Sometimes in life we have dirty little secrets. I have a dirty little secret myself. I have depression. I try to say it is a mild case but it is not. It isn't severe either, or so I don't think.
I've always thought I was worthless, selfish, ugly, fat and many other things. You can try to tell me I am not, but I won't believe you. It's been burned in my head since I can remember. The bruises, cuts and broken back from the physical abuse is nothing compared to the verbal abuse I have dealt with.
I walk around like I am great! People say or you're so funny or I wish I was as strong as you. But in reality, I am not strong, it is an act. The humor, most of it is to hide my pain.
I met a man and shortly after meeting him I fell in love. I don't do that as I didn't believe in love, nor did I think I was worthy despite the fact that he does love me.
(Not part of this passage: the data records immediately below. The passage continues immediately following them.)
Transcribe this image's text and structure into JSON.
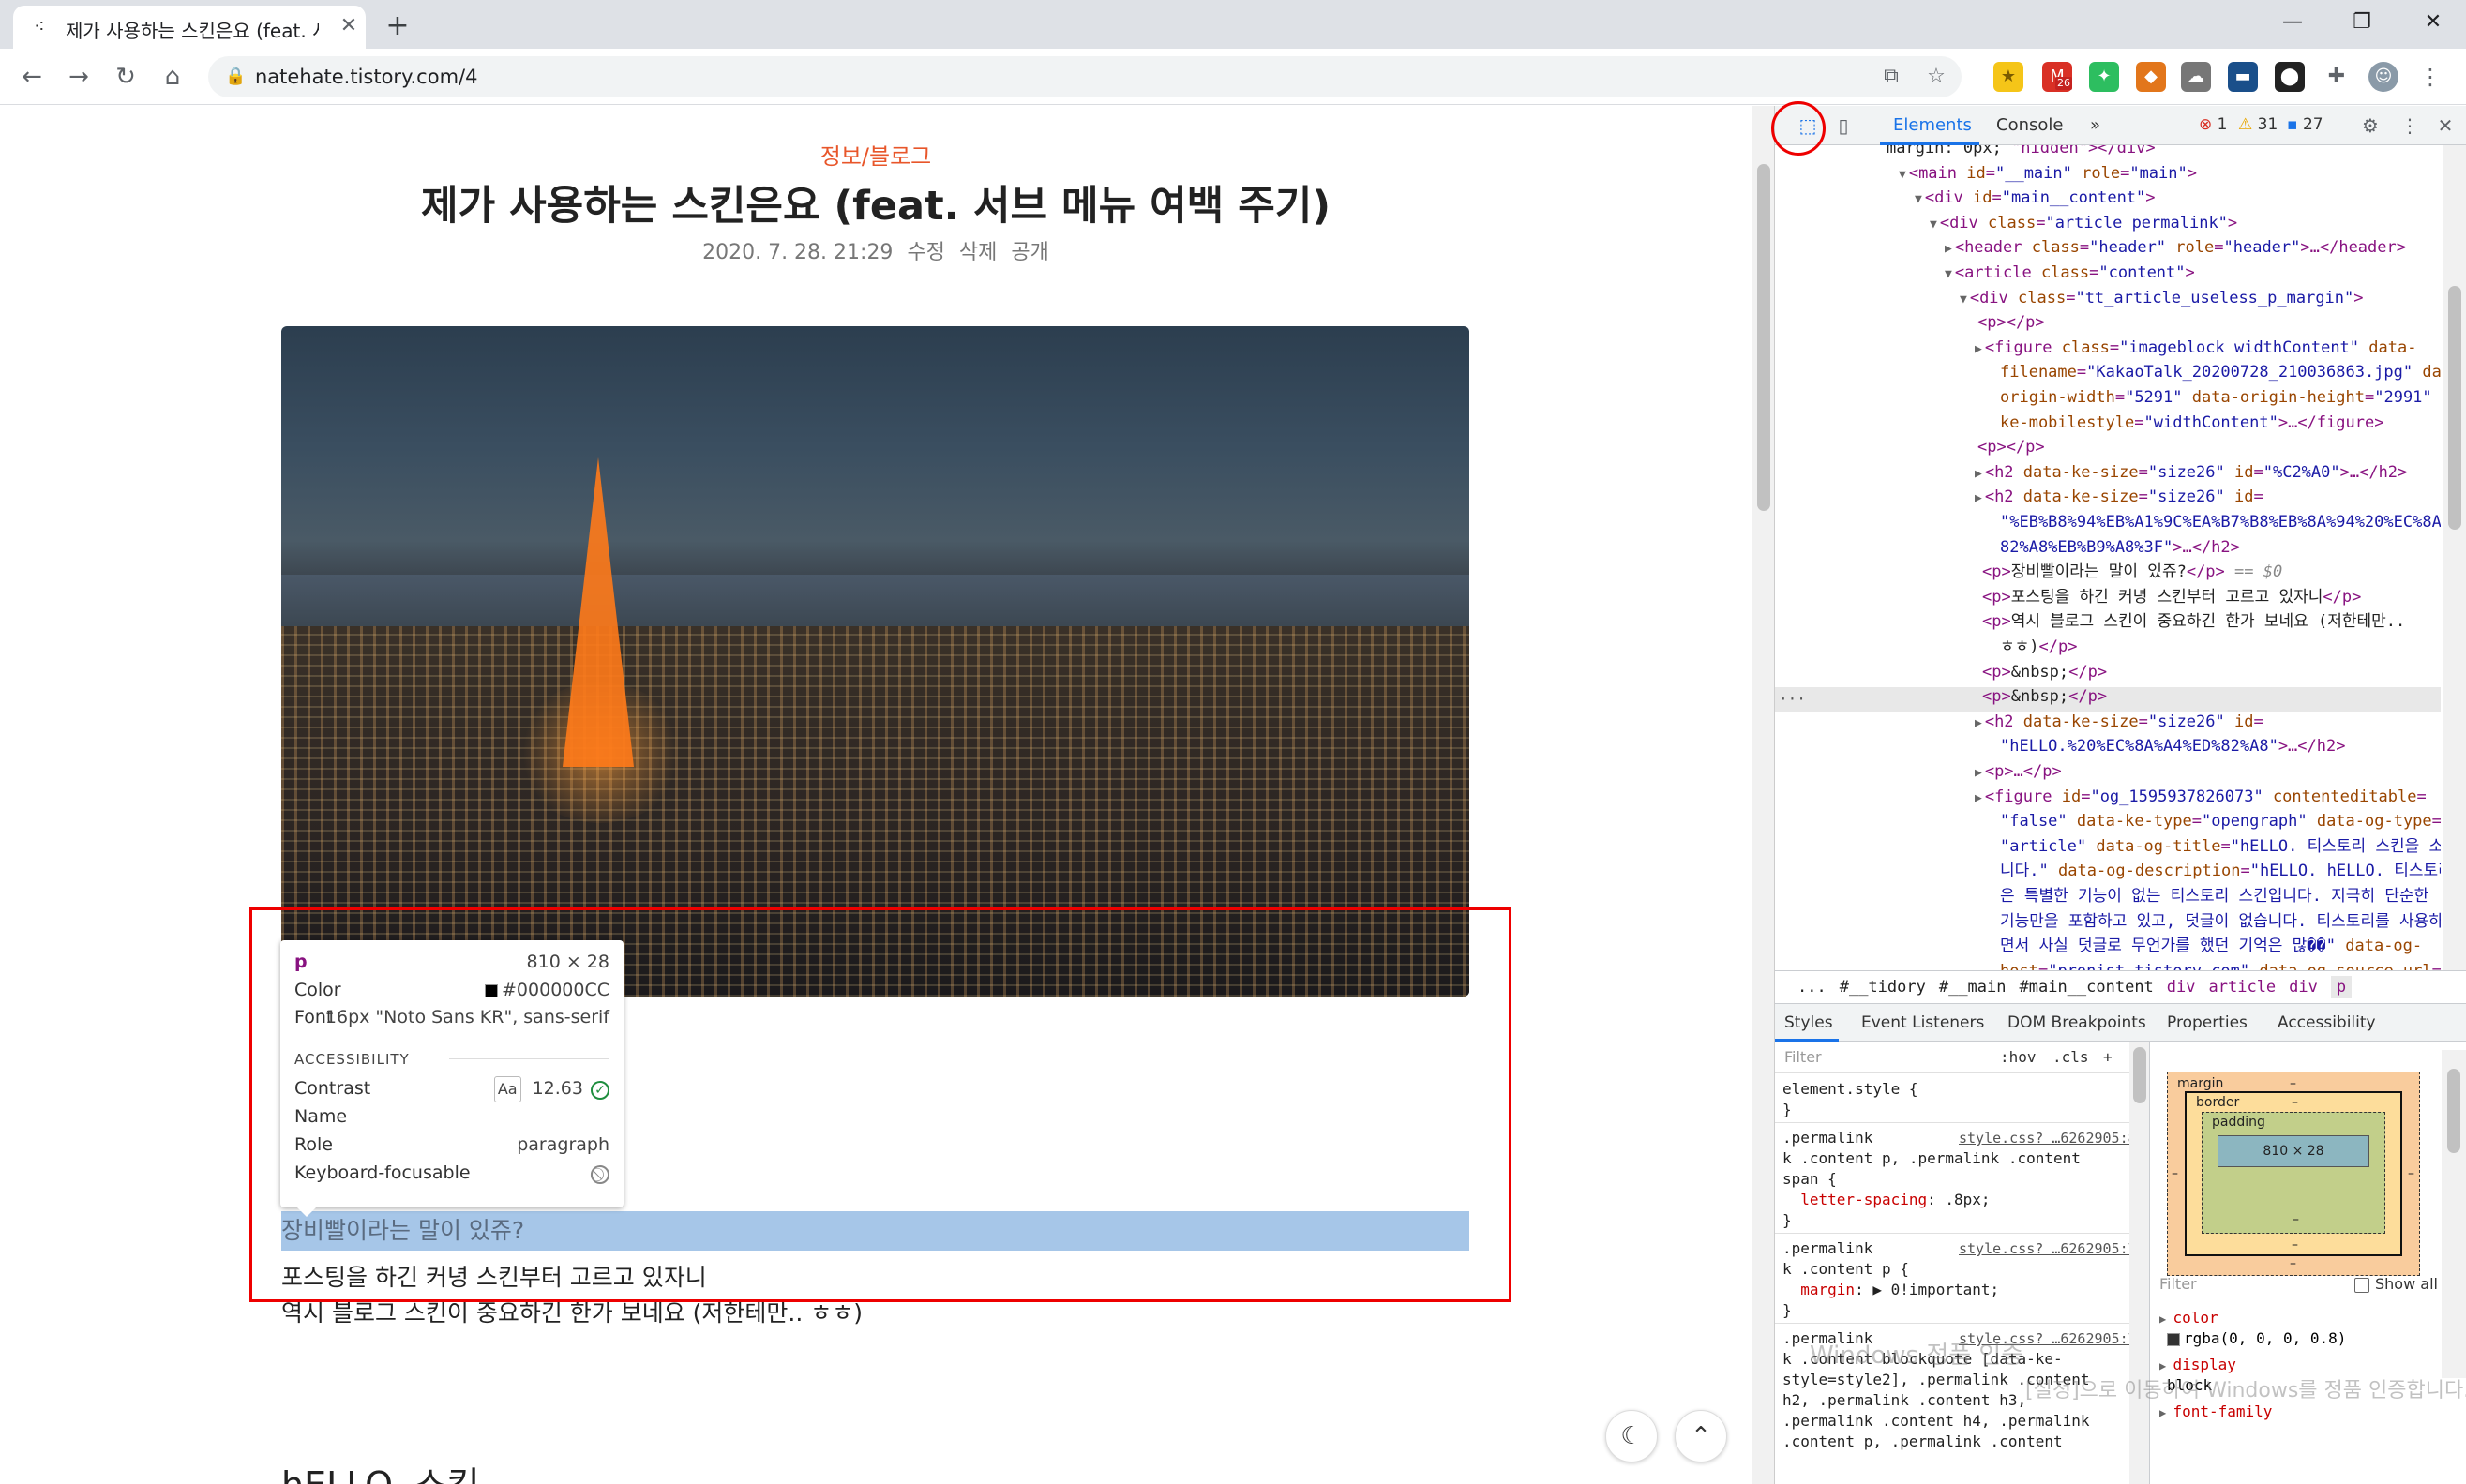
{
  "browser": {
    "tab_title": "제가 사용하는 스킨은요 (feat. 서",
    "tab_favicon": "tistory-icon",
    "url": "natehate.tistory.com/4",
    "ext_badge": "26"
  },
  "post": {
    "category": "정보/블로그",
    "title": "제가 사용하는 스킨은요 (feat. 서브 메뉴 여백 주기)",
    "date": "2020. 7. 28. 21:29",
    "meta_edit": "수정",
    "meta_delete": "삭제",
    "meta_public": "공개",
    "para_selected": "장비빨이라는 말이 있쥬?",
    "para_2": "포스팅을 하긴 커녕 스킨부터 고르고 있자니",
    "para_3": "역시 블로그 스킨이 중요하긴 한가 보네요 (저한테만.. ㅎㅎ)",
    "h2_next": "hELLO. 스킨"
  },
  "inspect_tooltip": {
    "tag": "p",
    "size": "810 × 28",
    "color_label": "Color",
    "color_value": "#000000CC",
    "font_label": "Font",
    "font_value": "16px \"Noto Sans KR\", sans-serif",
    "section": "ACCESSIBILITY",
    "contrast_label": "Contrast",
    "contrast_aa": "Aa",
    "contrast_value": "12.63",
    "name_label": "Name",
    "role_label": "Role",
    "role_value": "paragraph",
    "kbd_label": "Keyboard-focusable"
  },
  "devtools": {
    "tab_elements": "Elements",
    "tab_console": "Console",
    "more": "»",
    "errors": "1",
    "warnings": "31",
    "messages": "27",
    "dom_lines": [
      {
        "indent": 0,
        "html": "<span class='tx'>margin: 0px; </span>\"hidden\"&gt;&lt;/div&gt;"
      },
      {
        "indent": 1,
        "html": "<span class='tri'>▼</span>&lt;main <span class='at'>id</span>=<span class='av'>\"__main\"</span> <span class='at'>role</span>=<span class='av'>\"main\"</span>&gt;"
      },
      {
        "indent": 2,
        "html": "<span class='tri'>▼</span>&lt;div <span class='at'>id</span>=<span class='av'>\"main__content\"</span>&gt;"
      },
      {
        "indent": 3,
        "html": "<span class='tri'>▼</span>&lt;div <span class='at'>class</span>=<span class='av'>\"article permalink\"</span>&gt;"
      },
      {
        "indent": 4,
        "html": "<span class='tri'>▶</span>&lt;header <span class='at'>class</span>=<span class='av'>\"header\"</span> <span class='at'>role</span>=<span class='av'>\"header\"</span>&gt;…&lt;/header&gt;"
      },
      {
        "indent": 4,
        "html": "<span class='tri'>▼</span>&lt;article <span class='at'>class</span>=<span class='av'>\"content\"</span>&gt;"
      },
      {
        "indent": 5,
        "html": "<span class='tri'>▼</span>&lt;div <span class='at'>class</span>=<span class='av'>\"tt_article_useless_p_margin\"</span>&gt;"
      },
      {
        "indent": 6,
        "html": "&lt;p&gt;&lt;/p&gt;"
      },
      {
        "indent": 6,
        "html": "<span class='tri'>▶</span>&lt;figure <span class='at'>class</span>=<span class='av'>\"imageblock widthContent\"</span> <span class='at'>data-</span>"
      },
      {
        "indent": 6,
        "html": "<span class='at'>filename</span>=<span class='av'>\"KakaoTalk_20200728_210036863.jpg\"</span> <span class='at'>data-</span>"
      },
      {
        "indent": 6,
        "html": "<span class='at'>origin-width</span>=<span class='av'>\"5291\"</span> <span class='at'>data-origin-height</span>=<span class='av'>\"2991\"</span> <span class='at'>data-</span>"
      },
      {
        "indent": 6,
        "html": "<span class='at'>ke-mobilestyle</span>=<span class='av'>\"widthContent\"</span>&gt;…&lt;/figure&gt;"
      },
      {
        "indent": 6,
        "html": "&lt;p&gt;&lt;/p&gt;"
      },
      {
        "indent": 6,
        "html": "<span class='tri'>▶</span>&lt;h2 <span class='at'>data-ke-size</span>=<span class='av'>\"size26\"</span> <span class='at'>id</span>=<span class='av'>\"%C2%A0\"</span>&gt;…&lt;/h2&gt;"
      },
      {
        "indent": 6,
        "html": "<span class='tri'>▶</span>&lt;h2 <span class='at'>data-ke-size</span>=<span class='av'>\"size26\"</span> <span class='at'>id</span>="
      },
      {
        "indent": 6,
        "html": "<span class='av'>\"%EB%B8%94%EB%A1%9C%EA%B7%B8%EB%8A%94%20%EC%8A%A4%ED%</span>"
      },
      {
        "indent": 6,
        "html": "<span class='av'>82%A8%EB%B9%A8%3F\"</span>&gt;…&lt;/h2&gt;"
      },
      {
        "indent": 7,
        "html": "&lt;p&gt;<span class='tx'>장비빨이라는 말이 있쥬?</span>&lt;/p&gt; <span class='dim'>== $0</span>"
      },
      {
        "indent": 7,
        "html": "&lt;p&gt;<span class='tx'>포스팅을 하긴 커녕 스킨부터 고르고 있자니</span>&lt;/p&gt;"
      },
      {
        "indent": 7,
        "html": "&lt;p&gt;<span class='tx'>역시 블로그 스킨이 중요하긴 한가 보네요 (저한테만..</span>"
      },
      {
        "indent": 7,
        "html": "<span class='tx'>ㅎㅎ)</span>&lt;/p&gt;"
      },
      {
        "indent": 7,
        "html": "&lt;p&gt;<span class='tx'>&amp;nbsp;</span>&lt;/p&gt;"
      },
      {
        "indent": 7,
        "html": "&lt;p&gt;<span class='tx'>&amp;nbsp;</span>&lt;/p&gt;"
      },
      {
        "indent": 6,
        "html": "<span class='tri'>▶</span>&lt;h2 <span class='at'>data-ke-size</span>=<span class='av'>\"size26\"</span> <span class='at'>id</span>="
      },
      {
        "indent": 6,
        "html": "<span class='av'>\"hELLO.%20%EC%8A%A4%ED%82%A8\"</span>&gt;…&lt;/h2&gt;"
      },
      {
        "indent": 6,
        "html": "<span class='tri'>▶</span>&lt;p&gt;…&lt;/p&gt;"
      },
      {
        "indent": 6,
        "html": "<span class='tri'>▶</span>&lt;figure <span class='at'>id</span>=<span class='av'>\"og_1595937826073\"</span> <span class='at'>contenteditable</span>="
      },
      {
        "indent": 6,
        "html": "<span class='av'>\"false\"</span> <span class='at'>data-ke-type</span>=<span class='av'>\"opengraph\"</span> <span class='at'>data-og-type</span>="
      },
      {
        "indent": 6,
        "html": "<span class='av'>\"article\"</span> <span class='at'>data-og-title</span>=<span class='av'>\"hELLO. 티스토리 스킨을 소개합</span>"
      },
      {
        "indent": 6,
        "html": "<span class='av'>니다.\"</span> <span class='at'>data-og-description</span>=<span class='av'>\"hELLO. hELLO. 티스토리 스킨</span>"
      },
      {
        "indent": 6,
        "html": "<span class='av'>은 특별한 기능이 없는 티스토리 스킨입니다. 지극히 단순한</span>"
      },
      {
        "indent": 6,
        "html": "<span class='av'>기능만을 포함하고 있고, 덧글이 없습니다. 티스토리를 사용하</span>"
      },
      {
        "indent": 6,
        "html": "<span class='av'>면서 사실 덧글로 무언가를 했던 기억은 많��\"</span> <span class='at'>data-og-</span>"
      },
      {
        "indent": 6,
        "html": "<span class='at'>host</span>=<span class='av'>\"pronist.tistory.com\"</span> <span class='at'>data-og-source-url</span>=<span class='av'>\"https:</span>"
      },
      {
        "indent": 6,
        "html": "<span class='av'>//pronist.tistory.com/5\"</span> <span class='at'>data-og-url</span>=<span class='av'>\"https://</span>"
      }
    ],
    "crumbs": [
      "...",
      "#__tidory",
      "#__main",
      "#main__content",
      "div",
      "article",
      "div",
      "p"
    ],
    "styles_tabs": [
      "Styles",
      "Event Listeners",
      "DOM Breakpoints",
      "Properties",
      "Accessibility"
    ],
    "filter_placeholder": "Filter",
    "filter_hov": ":hov",
    "filter_cls": ".cls",
    "filter_plus": "+",
    "style_lines": [
      "element.style {",
      "}",
      ".permalink",
      "k .content p, .permalink .content",
      "span {",
      "  letter-spacing: .8px;",
      "}",
      ".permalink",
      "k .content p {",
      "  margin: ▶ 0!important;",
      "}",
      ".permalink",
      "k .content blockquote [data-ke-",
      "style=style2], .permalink .content",
      "h2, .permalink .content h3,",
      ".permalink .content h4, .permalink",
      ".content p, .permalink .content"
    ],
    "style_sources": [
      "style.css? …6262905:869",
      "style.css? …6262905:758",
      "style.css? …6262905:755"
    ],
    "boxmodel": {
      "margin": "margin",
      "border": "border",
      "padding": "padding",
      "content": "810 × 28",
      "dash": "–"
    },
    "computed_filter": "Filter",
    "computed_showall": "Show all",
    "computed": [
      {
        "prop": "color",
        "val": "rgba(0, 0, 0, 0.8)"
      },
      {
        "prop": "display",
        "val": "block"
      },
      {
        "prop": "font-family",
        "val": ""
      }
    ],
    "watermark_1": "Windows 정품 인증",
    "watermark_2": "[설정]으로 이동하여 Windows를 정품 인증합니다."
  }
}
I have a hard time expressing how I feel and get consumed by my emotions. I keep them hidden as no one needs to know that I am weak or that I cry when they aren't around. No one needs to know how I feel the world would be a better place without me. I mean it was told to me growing up and my brothers did it, why can't I? My ex husband told me at the end of our marriage, "Look at you! No wonder your brothers killed themselves." Yeah you think, what a dick right...But why did they kill themselves? I don't know the reasons, only what I have been told. Could it be because of me?
After the death of my father, I began drinking quite heavily. More than normal. I don't drink that much, but when I do, I get lit up. I started drinking almost daily and spent alot of money on alcohol. I woke up in a bed of vomit not knowing how I got home and decided that wasn't the life I wanted to live. I made changes. I still went to the party but I drank a soda mostly. My friend became quite the partier in which in time he realized that most of these new "friends" were just using him for the party. I mean he did have them at his house and he did supply some of the booze. Just as he was starting to see that these people weren't really his "friends" he had a party, of course they all showed up, I mean a place to party, free alcohol. I left early that night as I didn't care for much of his party "friends". He was murdered that night due to some drama that didn't even involve him. I strayed away from that crowd. None of them were my friends, with the exception of a few. I didn't care for most of them anyways. I began to hang out with another group of friends as older friends faded away. I had a good time with these friends. They were positive, drama free and we had fun. Then I meet a wonderful man whom I love, and focus on him and my relationship. He is gone though for work alot and I understand that. I go with him most of the time, but sometimes there are things I need to stay home for, so I stay behind. I talk to him daily. But still with as good as he is to me and treats me like a queen, I still feel as though I am not worth it. I feel like he could do a lot better than me.
I guess sometimes in life I just need an ear, not an argument.